Nous subissons depuis plusieurs l'année l'influence du communautarisme américain au travers des "studies" (NDLR : études ciblées sur des groupes déterminés) : aux Etats-Unis, il apparaît normal de définir les individus par leur appartenance à des communautés. S'ajoutent à cela dans les quartiers sensibles certaines formes d'affirmations communautaires selon la religion, l'appartenance clanique, l'origine - qui n'ont rien à avoir avec les valeurs républicaines.
Le mouvement décolonial y contribue dès lors qu'il tend à légitimer les modes de vie et de pensée politique des ex-pays colonisés. Identifier les différences, les montrer, n'est en rien problématique. Mais cela le devient lorsqu'il s'agit d'asseoir des droits spécifiques sur ces différences, comme ouvrir des créneaux particuliers dans les piscines pour les femmes musulmanes, etc. Dans un régime universaliste, c'est totalement inacceptable.
Vous êtes contre les écoles immersives en langues régionales, par exemple ?
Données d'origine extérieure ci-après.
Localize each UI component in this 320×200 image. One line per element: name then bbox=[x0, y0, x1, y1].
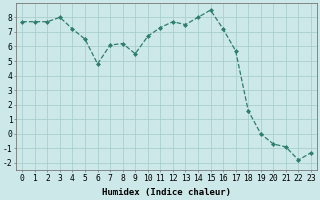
X-axis label: Humidex (Indice chaleur): Humidex (Indice chaleur) bbox=[102, 188, 231, 197]
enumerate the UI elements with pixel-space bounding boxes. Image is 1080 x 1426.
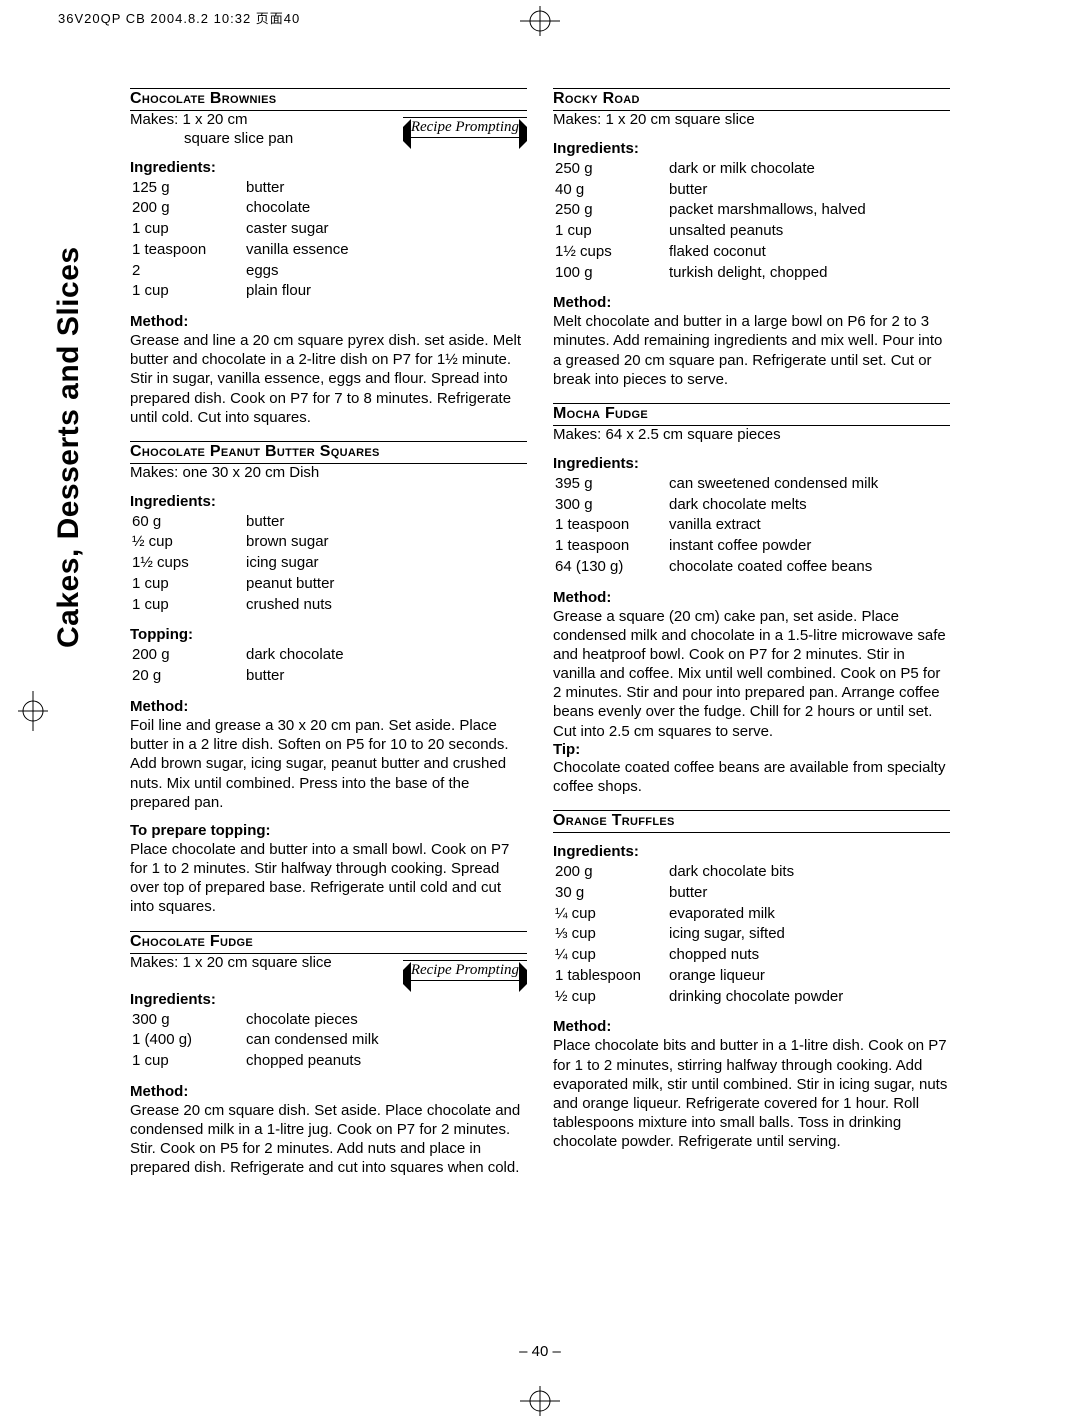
crop-mark-top	[520, 6, 560, 40]
ingredients-table: 125 gbutter 200 gchocolate 1 cupcaster s…	[130, 177, 527, 304]
recipe-chocolate-fudge: Chocolate Fudge Makes: 1 x 20 cm square …	[130, 931, 527, 1178]
ingredients-label: Ingredients:	[553, 140, 950, 157]
recipe-title: Chocolate Fudge	[130, 931, 527, 954]
left-column: Chocolate Brownies Makes: 1 x 20 cm squa…	[130, 88, 527, 1306]
method-label: Method:	[553, 294, 950, 311]
ingredient-row: 2eggs	[132, 262, 525, 281]
topping-table: 200 gdark chocolate 20 gbutter	[130, 644, 527, 688]
ingredient-row: 1 cupchopped peanuts	[132, 1052, 525, 1071]
method-text: Grease 20 cm square dish. Set aside. Pla…	[130, 1101, 527, 1178]
columns: Chocolate Brownies Makes: 1 x 20 cm squa…	[130, 88, 950, 1306]
ingredient-row: ½ cupdrinking chocolate powder	[555, 988, 948, 1007]
ingredient-row: 1 cupunsalted peanuts	[555, 222, 948, 241]
recipe-peanut-butter-squares: Chocolate Peanut Butter Squares Makes: o…	[130, 441, 527, 917]
topping-label: Topping:	[130, 626, 527, 643]
page-number: – 40 –	[519, 1343, 561, 1360]
ingredient-row: 1 cupcrushed nuts	[132, 596, 525, 615]
ingredient-row: ⅓ cupicing sugar, sifted	[555, 925, 948, 944]
ingredient-row: 1 teaspoonvanilla essence	[132, 241, 525, 260]
ingredient-row: 1½ cupsflaked coconut	[555, 243, 948, 262]
recipe-prompting-badge: Recipe Prompting	[403, 117, 527, 138]
ingredient-row: 300 gdark chocolate melts	[555, 496, 948, 515]
ingredients-label: Ingredients:	[130, 159, 527, 176]
ingredient-row: 60 gbutter	[132, 513, 525, 532]
ingredients-label: Ingredients:	[553, 455, 950, 472]
ingredient-row: 30 gbutter	[555, 884, 948, 903]
method-text: Foil line and grease a 30 x 20 cm pan. S…	[130, 716, 527, 812]
recipe-orange-truffles: Orange Truffles Ingredients: 200 gdark c…	[553, 810, 950, 1151]
ingredient-row: 200 gchocolate	[132, 199, 525, 218]
recipe-makes: Makes: 1 x 20 cm square slice	[553, 111, 950, 130]
method-text: Grease a square (20 cm) cake pan, set as…	[553, 607, 950, 741]
tip-text: Chocolate coated coffee beans are availa…	[553, 758, 950, 796]
ingredients-table: 395 gcan sweetened condensed milk 300 gd…	[553, 473, 950, 579]
ingredient-row: 1 teaspooninstant coffee powder	[555, 537, 948, 556]
tip-label: Tip:	[553, 741, 580, 758]
ingredient-row: 395 gcan sweetened condensed milk	[555, 475, 948, 494]
ingredient-row: ¼ cupevaporated milk	[555, 905, 948, 924]
recipe-makes: Makes: one 30 x 20 cm Dish	[130, 464, 527, 483]
ingredients-table: 250 gdark or milk chocolate 40 gbutter 2…	[553, 158, 950, 285]
prep-topping-label: To prepare topping:	[130, 822, 527, 839]
recipe-title: Orange Truffles	[553, 810, 950, 833]
ingredient-row: 1 (400 g)can condensed milk	[132, 1031, 525, 1050]
ingredient-row: 125 gbutter	[132, 179, 525, 198]
right-column: Rocky Road Makes: 1 x 20 cm square slice…	[553, 88, 950, 1306]
ingredient-row: 20 gbutter	[132, 667, 525, 686]
ingredient-row: 1 teaspoonvanilla extract	[555, 516, 948, 535]
page-content: Cakes, Desserts and Slices Chocolate Bro…	[130, 88, 950, 1306]
method-label: Method:	[130, 698, 527, 715]
crop-mark-bottom	[520, 1386, 560, 1420]
recipe-makes: Makes: 1 x 20 cm square slice pan	[130, 111, 293, 149]
ingredient-row: 64 (130 g)chocolate coated coffee beans	[555, 558, 948, 577]
method-label: Method:	[130, 1083, 527, 1100]
recipe-makes: Makes: 64 x 2.5 cm square pieces	[553, 426, 950, 445]
print-header: 36V20QP CB 2004.8.2 10:32 页面40	[58, 8, 300, 27]
recipe-title: Mocha Fudge	[553, 403, 950, 426]
recipe-rocky-road: Rocky Road Makes: 1 x 20 cm square slice…	[553, 88, 950, 389]
recipe-mocha-fudge: Mocha Fudge Makes: 64 x 2.5 cm square pi…	[553, 403, 950, 796]
ingredients-table: 200 gdark chocolate bits 30 gbutter ¼ cu…	[553, 861, 950, 1008]
ingredient-row: 300 gchocolate pieces	[132, 1011, 525, 1030]
method-text: Melt chocolate and butter in a large bow…	[553, 312, 950, 389]
recipe-title: Chocolate Brownies	[130, 88, 527, 111]
recipe-title: Rocky Road	[553, 88, 950, 111]
recipe-chocolate-brownies: Chocolate Brownies Makes: 1 x 20 cm squa…	[130, 88, 527, 427]
ingredient-row: 1 cupcaster sugar	[132, 220, 525, 239]
ingredient-row: ¼ cupchopped nuts	[555, 946, 948, 965]
ingredient-row: ½ cupbrown sugar	[132, 533, 525, 552]
crop-mark-left	[18, 691, 48, 735]
section-side-title: Cakes, Desserts and Slices	[52, 246, 86, 648]
method-label: Method:	[553, 589, 950, 606]
method-label: Method:	[553, 1018, 950, 1035]
ingredients-label: Ingredients:	[130, 991, 527, 1008]
ingredient-row: 100 gturkish delight, chopped	[555, 264, 948, 283]
ingredients-table: 300 gchocolate pieces 1 (400 g)can conde…	[130, 1009, 527, 1073]
ingredients-table: 60 gbutter ½ cupbrown sugar 1½ cupsicing…	[130, 511, 527, 617]
ingredient-row: 200 gdark chocolate	[132, 646, 525, 665]
ingredient-row: 1 cuppeanut butter	[132, 575, 525, 594]
ingredient-row: 200 gdark chocolate bits	[555, 863, 948, 882]
ingredient-row: 250 gdark or milk chocolate	[555, 160, 948, 179]
method-text: Place chocolate bits and butter in a 1-l…	[553, 1036, 950, 1151]
ingredient-row: 1 tablespoonorange liqueur	[555, 967, 948, 986]
method-text: Grease and line a 20 cm square pyrex dis…	[130, 331, 527, 427]
prep-topping-text: Place chocolate and butter into a small …	[130, 840, 527, 917]
ingredient-row: 1 cupplain flour	[132, 282, 525, 301]
ingredients-label: Ingredients:	[130, 493, 527, 510]
recipe-title: Chocolate Peanut Butter Squares	[130, 441, 527, 464]
recipe-makes: Makes: 1 x 20 cm square slice	[130, 954, 332, 973]
ingredients-label: Ingredients:	[553, 843, 950, 860]
ingredient-row: 1½ cupsicing sugar	[132, 554, 525, 573]
method-label: Method:	[130, 313, 527, 330]
ingredient-row: 40 gbutter	[555, 181, 948, 200]
ingredient-row: 250 gpacket marshmallows, halved	[555, 201, 948, 220]
recipe-prompting-badge: Recipe Prompting	[403, 960, 527, 981]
Je trouve absolument normal qu'on dispense un enseignement des langues régionales à des élèves qui le souhaitent, à condition qu'ils aient d'abord accès au français, langue de la République. Parler la même langue est la première condition d'une intégration réussie dans la cité. Des écoles entièrement en langue étrangère, non!
Jean-Luc Mélenchon a repris à son compte le terme de "créolisation" que le poète Édouard Glissant avait imaginé pour évoquer le mélange des cultures, la "différence consentie" dans un grand tout collectif. Qu'en pensez-vous ?
Les mélanges peuvent être extrêmement productifs et riches, tout dépend du contexte considéré. Si la créolisation consiste à segmenter la communauté linguistique française par l'écriture inclusive et à créer des sous-sections entre ceux qui la pratiqueraient et ceux qui s'en abstiendraient, elle s'attaque au bien commun de la langue, et là, ce ne sont pas à des minorités de trancher, mais à tous les citoyens d'en débattre. C'est l'une des raisons pour lesquelles je suis contre l'écriture inclusive.
Vous relevez dans votre essai la focalisation obsessionnelle des militants identitaires sur le couple dominant-dominé. Est-ce la revanche de Marx, dont le schéma explicatif de la lutte des classes n'est plus vraiment de saison ?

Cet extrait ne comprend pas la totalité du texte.